Parenting

Ask Scary Mommy: My MIL Won't Stop Nagging Me About What We Feed Our Kids

by Cassandra Stone
Steve Wisbauer/Getty

Ask Scary Mommy is Scary Mommy’s advice column, where our team of “experts” answers all the questions you have about life, love, body image, friends, parenting, and anything else that’s confusing you.

This week… How do you handle it when your mother-in-law constantly criticizes and questions what you feed your kids? Have your own questions? Email advice@scarymommy.com

Dear Scary Mommy,

My mother-in-law lives nearby, and she’s recently retired, so we see her a few times a week. My husband and I are currently working from home, so she comes over to “help” with the kids, who are 7 and 5. She’s always been overbearing but I’ve grown used to it and don’t take it personally. But that’s kinda starting to change, because now that we’re seeing more of her, she’s seeing more of our meal routines–which includes hurried meals, lots of snacks that come from boxes, quick AF lunches, juice boxes, etc. We cook balanced meals, too, but we’re also working full time and dealing with homeschooling; we don’t have time to play Ina Garten every day. She throws a fit over our lack of fresh produce, scolds me for not buying organic vegetables from Whole Foods, gives me side-eye over Capri Suns, and basically won’t shut up about it. Worth noting that she’s always “watching” what she eats and talks about that endlessly. What do I say? How can I get her to stop doing this? It’s annoying mostly, but I also don’t want my kids to have a weird complex about the food they eat.

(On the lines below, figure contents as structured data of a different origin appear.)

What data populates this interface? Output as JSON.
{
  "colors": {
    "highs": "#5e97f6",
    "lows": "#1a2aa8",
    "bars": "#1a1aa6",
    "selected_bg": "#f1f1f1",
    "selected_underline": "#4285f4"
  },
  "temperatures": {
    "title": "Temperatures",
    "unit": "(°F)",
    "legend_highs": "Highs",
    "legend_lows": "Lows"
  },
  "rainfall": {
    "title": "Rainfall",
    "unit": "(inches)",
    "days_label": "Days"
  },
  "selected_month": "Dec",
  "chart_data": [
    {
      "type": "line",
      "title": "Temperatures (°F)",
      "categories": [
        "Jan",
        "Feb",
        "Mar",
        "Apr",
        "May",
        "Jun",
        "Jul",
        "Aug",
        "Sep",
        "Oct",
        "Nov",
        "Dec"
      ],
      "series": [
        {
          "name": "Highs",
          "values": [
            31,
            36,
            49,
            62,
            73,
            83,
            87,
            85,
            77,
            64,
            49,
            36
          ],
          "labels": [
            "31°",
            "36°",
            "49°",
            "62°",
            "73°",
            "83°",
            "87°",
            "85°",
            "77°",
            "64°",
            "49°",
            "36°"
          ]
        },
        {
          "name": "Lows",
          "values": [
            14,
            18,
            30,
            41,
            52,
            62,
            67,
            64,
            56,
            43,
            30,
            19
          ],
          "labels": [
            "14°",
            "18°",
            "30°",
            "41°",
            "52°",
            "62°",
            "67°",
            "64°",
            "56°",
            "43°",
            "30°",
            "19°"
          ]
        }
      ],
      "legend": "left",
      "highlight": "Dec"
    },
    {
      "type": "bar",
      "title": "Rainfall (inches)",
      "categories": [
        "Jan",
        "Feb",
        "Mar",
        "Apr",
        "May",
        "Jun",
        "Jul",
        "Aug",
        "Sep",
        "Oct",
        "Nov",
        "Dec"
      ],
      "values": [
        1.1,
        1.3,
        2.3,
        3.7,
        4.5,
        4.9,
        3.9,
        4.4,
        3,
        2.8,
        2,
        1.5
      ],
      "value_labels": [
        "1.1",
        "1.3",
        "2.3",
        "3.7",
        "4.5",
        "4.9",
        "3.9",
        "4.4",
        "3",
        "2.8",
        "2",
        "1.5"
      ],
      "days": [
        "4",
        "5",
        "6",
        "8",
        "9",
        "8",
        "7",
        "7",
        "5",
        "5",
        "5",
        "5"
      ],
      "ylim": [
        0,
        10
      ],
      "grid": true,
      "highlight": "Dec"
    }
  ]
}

She’s projecting her own food issues onto your family whether she realizes it or not. What does she “watch” her food do? Not go into her mouth? Grow cold while she agonizes about eating it? If so, that’s disordered eating and that’s her struggle, not yours. And it doesn’t need to be your kids’ struggle, either. People with disordered eating habits who, like most of us, have fallen victim to diet culture deserve empathy and grace. People who project those issues onto others via criticism, judgment disguised as “concern,” and bullying deserve to be put in their place about it.

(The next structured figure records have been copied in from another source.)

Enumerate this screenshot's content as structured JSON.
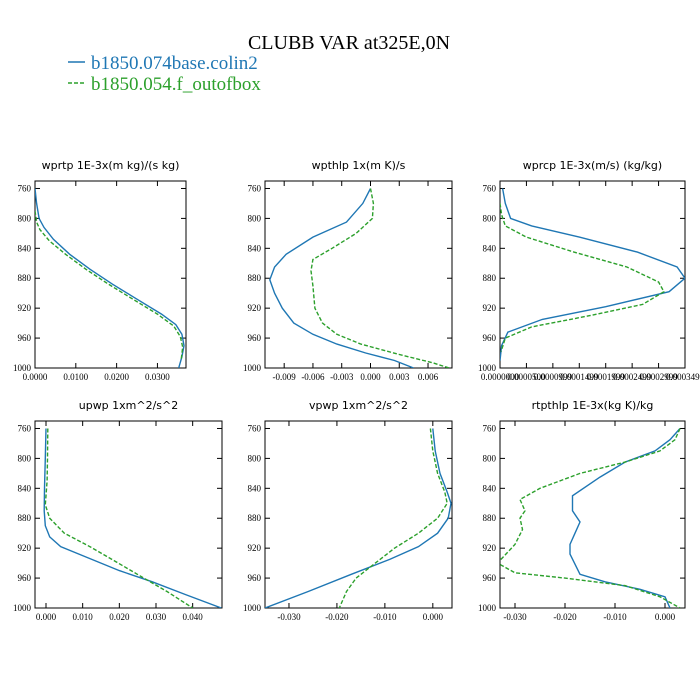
{
  "figure": {
    "title": "CLUBB VAR at325E,0N",
    "legend": [
      {
        "label": "b1850.074base.colin2",
        "color": "#1f77b4",
        "dash": "solid"
      },
      {
        "label": "b1850.054.f_outofbox",
        "color": "#2ca02c",
        "dash": "dashed"
      }
    ]
  },
  "chart_data": [
    {
      "type": "line",
      "title": "wprtp   1E-3x(m kg)/(s kg)",
      "xlim": [
        0.0,
        0.037
      ],
      "ylim": [
        1000,
        750
      ],
      "xticks": [
        0.0,
        0.01,
        0.02,
        0.03
      ],
      "xtick_labels": [
        "0.0000",
        "0.0100",
        "0.0200",
        "0.0300"
      ],
      "yticks": [
        760,
        800,
        840,
        880,
        920,
        960,
        1000
      ],
      "series": [
        {
          "name": "b1850.074base.colin2",
          "color": "#1f77b4",
          "dash": "solid",
          "x": [
            0.0,
            0.0004,
            0.001,
            0.0022,
            0.0045,
            0.0085,
            0.0135,
            0.019,
            0.025,
            0.031,
            0.0345,
            0.036,
            0.0365,
            0.036,
            0.0352
          ],
          "y": [
            760,
            780,
            800,
            812,
            828,
            848,
            868,
            888,
            908,
            928,
            942,
            955,
            970,
            985,
            1000
          ]
        },
        {
          "name": "b1850.054.f_outofbox",
          "color": "#2ca02c",
          "dash": "dashed",
          "x": [
            0.0,
            0.0004,
            0.0012,
            0.0035,
            0.0075,
            0.0125,
            0.018,
            0.024,
            0.03,
            0.034,
            0.0356,
            0.0362,
            0.0358
          ],
          "y": [
            790,
            805,
            815,
            830,
            848,
            868,
            888,
            908,
            928,
            944,
            958,
            972,
            990
          ]
        }
      ]
    },
    {
      "type": "line",
      "title": "wpthlp   1x(m K)/s",
      "xlim": [
        -0.011,
        0.0085
      ],
      "ylim": [
        1000,
        750
      ],
      "xticks": [
        -0.009,
        -0.006,
        -0.003,
        0.0,
        0.003,
        0.006
      ],
      "xtick_labels": [
        "-0.009",
        "-0.006",
        "-0.003",
        "0.000",
        "0.003",
        "0.006"
      ],
      "yticks": [
        760,
        800,
        840,
        880,
        920,
        960,
        1000
      ],
      "series": [
        {
          "name": "b1850.074base.colin2",
          "color": "#1f77b4",
          "dash": "solid",
          "x": [
            0.0,
            -0.0008,
            -0.0025,
            -0.006,
            -0.0088,
            -0.01,
            -0.0105,
            -0.01,
            -0.0092,
            -0.008,
            -0.006,
            -0.0035,
            -0.0005,
            0.0025,
            0.0045
          ],
          "y": [
            760,
            780,
            805,
            825,
            848,
            865,
            882,
            900,
            920,
            940,
            955,
            968,
            980,
            990,
            1000
          ]
        },
        {
          "name": "b1850.054.f_outofbox",
          "color": "#2ca02c",
          "dash": "dashed",
          "x": [
            0.0,
            0.0003,
            0.0002,
            -0.0015,
            -0.004,
            -0.006,
            -0.0062,
            -0.006,
            -0.0058,
            -0.005,
            -0.0035,
            -0.001,
            0.003,
            0.0065,
            0.0082
          ],
          "y": [
            760,
            780,
            800,
            820,
            840,
            855,
            870,
            890,
            920,
            940,
            955,
            968,
            982,
            993,
            1000
          ]
        }
      ]
    },
    {
      "type": "line",
      "title": "wprcp   1E-3x(m/s) (kg/kg)",
      "xlim": [
        0.0,
        0.00035
      ],
      "ylim": [
        1000,
        750
      ],
      "xticks": [
        0.0,
        5e-05,
        0.0001,
        0.00015,
        0.0002,
        0.00025,
        0.0003,
        0.00035
      ],
      "xtick_labels": [
        "0.0000000",
        "0.0000500",
        "0.0000999",
        "0.0001499",
        "0.0001999",
        "0.0002499",
        "0.0002999",
        "0.0003499"
      ],
      "yticks": [
        760,
        800,
        840,
        880,
        920,
        960,
        1000
      ],
      "series": [
        {
          "name": "b1850.074base.colin2",
          "color": "#1f77b4",
          "dash": "solid",
          "x": [
            5e-06,
            1e-05,
            2e-05,
            6e-05,
            0.00015,
            0.00026,
            0.000335,
            0.00035,
            0.00032,
            0.0002,
            8e-05,
            1.5e-05,
            3e-06,
            0.0
          ],
          "y": [
            760,
            780,
            800,
            810,
            825,
            845,
            865,
            880,
            898,
            918,
            935,
            952,
            970,
            990
          ]
        },
        {
          "name": "b1850.054.f_outofbox",
          "color": "#2ca02c",
          "dash": "dashed",
          "x": [
            0.0,
            3e-06,
            1e-05,
            5e-05,
            0.00014,
            0.00024,
            0.0003,
            0.00031,
            0.00027,
            0.00017,
            6e-05,
            1e-05,
            2e-06
          ],
          "y": [
            780,
            795,
            810,
            825,
            845,
            865,
            885,
            898,
            915,
            930,
            945,
            960,
            978
          ]
        }
      ]
    },
    {
      "type": "line",
      "title": "upwp   1xm^2/s^2",
      "xlim": [
        -0.003,
        0.048
      ],
      "ylim": [
        1000,
        750
      ],
      "xticks": [
        0.0,
        0.01,
        0.02,
        0.03,
        0.04
      ],
      "xtick_labels": [
        "0.000",
        "0.010",
        "0.020",
        "0.030",
        "0.040"
      ],
      "yticks": [
        760,
        800,
        840,
        880,
        920,
        960,
        1000
      ],
      "series": [
        {
          "name": "b1850.074base.colin2",
          "color": "#1f77b4",
          "dash": "solid",
          "x": [
            0.0,
            -0.0002,
            -0.0004,
            -0.0005,
            -0.0002,
            0.001,
            0.004,
            0.011,
            0.02,
            0.029,
            0.038,
            0.0478
          ],
          "y": [
            760,
            800,
            840,
            870,
            890,
            905,
            918,
            932,
            950,
            965,
            982,
            1000
          ]
        },
        {
          "name": "b1850.054.f_outofbox",
          "color": "#2ca02c",
          "dash": "dashed",
          "x": [
            0.0005,
            0.0004,
            0.0003,
            0.0,
            -0.0002,
            0.001,
            0.005,
            0.012,
            0.019,
            0.026,
            0.033,
            0.04
          ],
          "y": [
            760,
            800,
            830,
            850,
            862,
            880,
            900,
            918,
            938,
            958,
            978,
            1000
          ]
        }
      ]
    },
    {
      "type": "line",
      "title": "vpwp   1xm^2/s^2",
      "xlim": [
        -0.035,
        0.004
      ],
      "ylim": [
        1000,
        750
      ],
      "xticks": [
        -0.03,
        -0.02,
        -0.01,
        0.0
      ],
      "xtick_labels": [
        "-0.030",
        "-0.020",
        "-0.010",
        "0.000"
      ],
      "yticks": [
        760,
        800,
        840,
        880,
        920,
        960,
        1000
      ],
      "series": [
        {
          "name": "b1850.074base.colin2",
          "color": "#1f77b4",
          "dash": "solid",
          "x": [
            0.0,
            0.0005,
            0.0015,
            0.003,
            0.0038,
            0.0032,
            0.001,
            -0.003,
            -0.009,
            -0.017,
            -0.026,
            -0.035
          ],
          "y": [
            760,
            790,
            820,
            845,
            860,
            880,
            900,
            918,
            935,
            955,
            978,
            1000
          ]
        },
        {
          "name": "b1850.054.f_outofbox",
          "color": "#2ca02c",
          "dash": "dashed",
          "x": [
            -0.0005,
            0.0,
            0.001,
            0.0025,
            0.003,
            0.001,
            -0.003,
            -0.008,
            -0.012,
            -0.016,
            -0.018,
            -0.0195
          ],
          "y": [
            760,
            790,
            820,
            845,
            860,
            880,
            900,
            920,
            940,
            960,
            978,
            1000
          ]
        }
      ]
    },
    {
      "type": "line",
      "title": "rtpthlp   1E-3x(kg K)/kg",
      "xlim": [
        -0.033,
        0.004
      ],
      "ylim": [
        1000,
        750
      ],
      "xticks": [
        -0.03,
        -0.02,
        -0.01,
        0.0
      ],
      "xtick_labels": [
        "-0.030",
        "-0.020",
        "-0.010",
        "0.000"
      ],
      "yticks": [
        760,
        800,
        840,
        880,
        920,
        960,
        1000
      ],
      "series": [
        {
          "name": "b1850.074base.colin2",
          "color": "#1f77b4",
          "dash": "solid",
          "x": [
            0.003,
            0.001,
            -0.002,
            -0.008,
            -0.013,
            -0.0185,
            -0.0185,
            -0.017,
            -0.018,
            -0.019,
            -0.019,
            -0.017,
            -0.012,
            -0.005,
            0.0,
            0.001
          ],
          "y": [
            760,
            775,
            790,
            805,
            825,
            850,
            870,
            885,
            900,
            915,
            928,
            955,
            965,
            975,
            985,
            1000
          ]
        },
        {
          "name": "b1850.054.f_outofbox",
          "color": "#2ca02c",
          "dash": "dashed",
          "x": [
            0.003,
            0.002,
            -0.001,
            -0.008,
            -0.017,
            -0.025,
            -0.029,
            -0.028,
            -0.029,
            -0.0285,
            -0.03,
            -0.0335,
            -0.03,
            -0.02,
            -0.008,
            -0.001,
            0.003
          ],
          "y": [
            760,
            775,
            790,
            805,
            820,
            840,
            855,
            870,
            880,
            895,
            915,
            940,
            953,
            960,
            970,
            985,
            1000
          ]
        }
      ]
    }
  ]
}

The next time she side-eyes your Pacific Cooler-loving kids, you can say something as simple as “Helen, this is what they drink at lunch. They’re not bonging it, they’re enjoying a delicious drink with their meal. They drink plenty of water, but it’s not my job to justify that to you. You can let us all eat the way we eat or you can stay home during meal and snack times.”

I’m glad it seems like you don’t feel the need to police what your kids eat. Organic produce is expensive AF, and people who can afford to shop at places like Whole Foods regularly for an entire family are not getting into heaven any faster than those of us who do a half-assed Walmart pickup. There are no prizes for pesticide-free carrot-eating versus Juicy Juice and Teddy Grahams.

If she continues to be critical about food, especially in front of the kids, you and your husband need to figure out what an appropriate boundary looks like for your family and Grandma. You can’t allow her issues with food morality to get absorbed by your kids. You cannot control diet culture or how they’ll be exposed to it elsewhere in society, but you can control this.